WASHINGTON — The Federal Deposit Insurance Corp. issued updated procedures Thursday for how troubled banks can get approval to making "golden-parachute" payments.
Under existing rules, a bank with a 4 or 5 Camels rating cannot make such payments to parties terminating their affiliation with the institution.
But the bank can apply for an exemption under three scenarios: when regulators concur a payment is allowed, the employee was brought in late to try and save the institution, or an employee is terminated following an open-bank merger.
As an increasing number of troubled institutions have sought such approvals, the FDIC issued guidance Thursday to better outline the application process.

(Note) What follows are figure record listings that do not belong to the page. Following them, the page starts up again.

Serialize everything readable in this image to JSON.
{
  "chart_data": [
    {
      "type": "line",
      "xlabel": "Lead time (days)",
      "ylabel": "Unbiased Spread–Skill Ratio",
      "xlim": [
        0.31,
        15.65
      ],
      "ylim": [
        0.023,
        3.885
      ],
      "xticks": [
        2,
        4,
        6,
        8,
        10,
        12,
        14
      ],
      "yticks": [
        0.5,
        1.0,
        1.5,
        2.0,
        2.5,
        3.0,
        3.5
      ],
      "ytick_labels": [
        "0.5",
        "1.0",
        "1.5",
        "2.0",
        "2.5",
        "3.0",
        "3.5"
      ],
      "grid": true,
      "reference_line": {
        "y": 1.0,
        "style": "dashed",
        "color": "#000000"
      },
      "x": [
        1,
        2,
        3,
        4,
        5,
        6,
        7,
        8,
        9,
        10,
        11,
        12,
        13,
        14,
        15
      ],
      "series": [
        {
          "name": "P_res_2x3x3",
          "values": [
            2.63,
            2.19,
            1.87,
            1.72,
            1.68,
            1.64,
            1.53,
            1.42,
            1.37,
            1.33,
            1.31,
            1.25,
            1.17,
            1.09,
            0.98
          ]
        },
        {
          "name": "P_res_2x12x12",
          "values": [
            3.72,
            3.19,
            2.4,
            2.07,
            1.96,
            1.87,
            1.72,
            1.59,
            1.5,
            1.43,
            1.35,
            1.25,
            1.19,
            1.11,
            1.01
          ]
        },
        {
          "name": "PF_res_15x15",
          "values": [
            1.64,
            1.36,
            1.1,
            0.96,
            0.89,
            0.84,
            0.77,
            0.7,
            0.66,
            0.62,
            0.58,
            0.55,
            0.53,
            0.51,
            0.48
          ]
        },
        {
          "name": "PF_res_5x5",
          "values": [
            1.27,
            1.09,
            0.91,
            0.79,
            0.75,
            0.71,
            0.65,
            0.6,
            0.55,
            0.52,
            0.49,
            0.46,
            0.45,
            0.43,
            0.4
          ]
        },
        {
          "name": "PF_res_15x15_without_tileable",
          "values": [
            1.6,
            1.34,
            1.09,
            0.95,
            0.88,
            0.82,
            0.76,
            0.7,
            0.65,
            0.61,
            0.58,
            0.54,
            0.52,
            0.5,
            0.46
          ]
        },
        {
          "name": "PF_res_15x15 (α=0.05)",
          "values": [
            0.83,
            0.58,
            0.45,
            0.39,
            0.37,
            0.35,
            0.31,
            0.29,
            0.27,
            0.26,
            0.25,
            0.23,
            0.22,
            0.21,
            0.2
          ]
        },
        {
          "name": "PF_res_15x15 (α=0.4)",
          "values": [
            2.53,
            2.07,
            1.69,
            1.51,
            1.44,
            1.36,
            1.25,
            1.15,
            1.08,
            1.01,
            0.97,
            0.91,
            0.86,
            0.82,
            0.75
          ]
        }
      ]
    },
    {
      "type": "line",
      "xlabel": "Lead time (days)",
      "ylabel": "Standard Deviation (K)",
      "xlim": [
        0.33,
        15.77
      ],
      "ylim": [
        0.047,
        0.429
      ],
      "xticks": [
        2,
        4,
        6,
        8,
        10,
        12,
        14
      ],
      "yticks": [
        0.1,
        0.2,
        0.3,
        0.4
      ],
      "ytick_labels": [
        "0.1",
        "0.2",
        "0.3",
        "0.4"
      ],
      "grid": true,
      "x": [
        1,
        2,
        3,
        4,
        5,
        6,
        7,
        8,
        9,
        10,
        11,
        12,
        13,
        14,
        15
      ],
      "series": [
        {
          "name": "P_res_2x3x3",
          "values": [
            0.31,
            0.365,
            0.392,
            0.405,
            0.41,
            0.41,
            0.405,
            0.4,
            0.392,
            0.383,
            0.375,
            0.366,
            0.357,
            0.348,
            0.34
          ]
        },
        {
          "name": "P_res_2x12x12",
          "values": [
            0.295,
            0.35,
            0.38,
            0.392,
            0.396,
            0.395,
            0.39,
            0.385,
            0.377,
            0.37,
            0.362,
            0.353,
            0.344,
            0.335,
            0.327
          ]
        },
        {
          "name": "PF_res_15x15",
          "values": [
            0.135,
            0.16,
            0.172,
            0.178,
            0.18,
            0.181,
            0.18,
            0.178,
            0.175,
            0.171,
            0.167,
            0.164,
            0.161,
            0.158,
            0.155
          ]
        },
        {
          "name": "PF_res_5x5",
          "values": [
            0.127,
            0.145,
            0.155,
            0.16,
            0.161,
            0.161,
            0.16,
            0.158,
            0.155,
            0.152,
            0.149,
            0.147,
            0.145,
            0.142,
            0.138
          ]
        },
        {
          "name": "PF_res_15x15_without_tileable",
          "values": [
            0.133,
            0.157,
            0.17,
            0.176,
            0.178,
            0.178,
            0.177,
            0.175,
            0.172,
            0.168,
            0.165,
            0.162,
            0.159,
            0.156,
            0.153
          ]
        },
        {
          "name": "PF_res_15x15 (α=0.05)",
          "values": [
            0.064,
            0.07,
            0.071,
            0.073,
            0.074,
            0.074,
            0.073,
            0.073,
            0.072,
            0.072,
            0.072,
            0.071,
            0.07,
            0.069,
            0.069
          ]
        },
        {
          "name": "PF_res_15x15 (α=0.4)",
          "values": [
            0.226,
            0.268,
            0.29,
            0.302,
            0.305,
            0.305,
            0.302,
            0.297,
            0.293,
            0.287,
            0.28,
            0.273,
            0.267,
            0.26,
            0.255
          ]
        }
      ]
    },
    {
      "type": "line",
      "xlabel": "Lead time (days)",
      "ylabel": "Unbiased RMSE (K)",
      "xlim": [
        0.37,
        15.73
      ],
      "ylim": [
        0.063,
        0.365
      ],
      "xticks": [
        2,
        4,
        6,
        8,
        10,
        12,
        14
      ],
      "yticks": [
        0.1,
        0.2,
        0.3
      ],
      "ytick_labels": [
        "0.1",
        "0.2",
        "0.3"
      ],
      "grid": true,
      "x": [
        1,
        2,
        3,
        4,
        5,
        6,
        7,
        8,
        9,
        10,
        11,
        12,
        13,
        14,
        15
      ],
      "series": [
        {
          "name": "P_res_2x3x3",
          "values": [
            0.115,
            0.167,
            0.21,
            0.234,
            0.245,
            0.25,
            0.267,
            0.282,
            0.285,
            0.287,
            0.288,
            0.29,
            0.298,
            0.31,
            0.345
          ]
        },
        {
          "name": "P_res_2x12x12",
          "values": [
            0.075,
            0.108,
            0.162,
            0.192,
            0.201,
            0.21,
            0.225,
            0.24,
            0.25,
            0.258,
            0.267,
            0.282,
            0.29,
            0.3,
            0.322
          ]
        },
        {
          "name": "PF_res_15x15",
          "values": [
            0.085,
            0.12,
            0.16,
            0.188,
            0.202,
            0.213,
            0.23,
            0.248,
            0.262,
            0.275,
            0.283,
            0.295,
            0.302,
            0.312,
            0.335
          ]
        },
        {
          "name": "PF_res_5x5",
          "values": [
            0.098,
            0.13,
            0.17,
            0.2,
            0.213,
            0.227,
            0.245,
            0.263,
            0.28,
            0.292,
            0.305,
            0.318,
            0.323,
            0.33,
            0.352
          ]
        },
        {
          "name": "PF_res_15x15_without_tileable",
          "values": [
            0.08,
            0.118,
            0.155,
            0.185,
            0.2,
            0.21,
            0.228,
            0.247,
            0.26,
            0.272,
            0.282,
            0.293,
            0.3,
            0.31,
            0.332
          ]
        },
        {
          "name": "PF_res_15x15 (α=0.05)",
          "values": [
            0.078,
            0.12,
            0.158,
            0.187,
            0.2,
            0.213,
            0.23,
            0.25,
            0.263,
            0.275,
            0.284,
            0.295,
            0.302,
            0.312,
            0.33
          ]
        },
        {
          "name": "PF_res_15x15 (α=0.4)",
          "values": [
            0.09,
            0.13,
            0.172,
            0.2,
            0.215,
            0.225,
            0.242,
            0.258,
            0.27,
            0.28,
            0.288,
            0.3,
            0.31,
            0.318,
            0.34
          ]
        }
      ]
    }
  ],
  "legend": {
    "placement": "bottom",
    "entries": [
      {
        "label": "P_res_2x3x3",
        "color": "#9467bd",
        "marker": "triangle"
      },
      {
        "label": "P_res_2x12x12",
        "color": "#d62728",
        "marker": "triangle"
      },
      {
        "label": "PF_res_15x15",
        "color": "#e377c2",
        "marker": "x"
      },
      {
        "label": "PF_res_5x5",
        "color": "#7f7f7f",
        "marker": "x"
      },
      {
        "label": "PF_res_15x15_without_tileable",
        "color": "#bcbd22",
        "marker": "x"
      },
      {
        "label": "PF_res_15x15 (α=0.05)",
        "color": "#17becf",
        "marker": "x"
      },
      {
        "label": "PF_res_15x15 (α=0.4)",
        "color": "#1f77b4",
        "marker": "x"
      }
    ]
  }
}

The agency said petitions made for a bank's senior management "will be subject to heightened scrutiny that will include an evaluation of the individual's performance as well as his or her influence and involvement over major corporate initiatives and policy decisions, especially any actions that may have facilitated high-risk banking strategies."
Under the guidance, an applicant must show the party terminating affiliation with the bank "has not committed any fraudulent act or omission, or breach of trust or fiduciary duty or insider abuse, that has had a material adverse effect on the institution or covered company." The employee also must not be "substantially responsible" for an insolvency or troubled condition, and not have violated laws that had a material impact on the company.
To reduce the number of applications, the guidance also allows for "de minimus" golden parachute payments of up to $5,000 to lower-level employees, which in most cases would not require a supervisory application.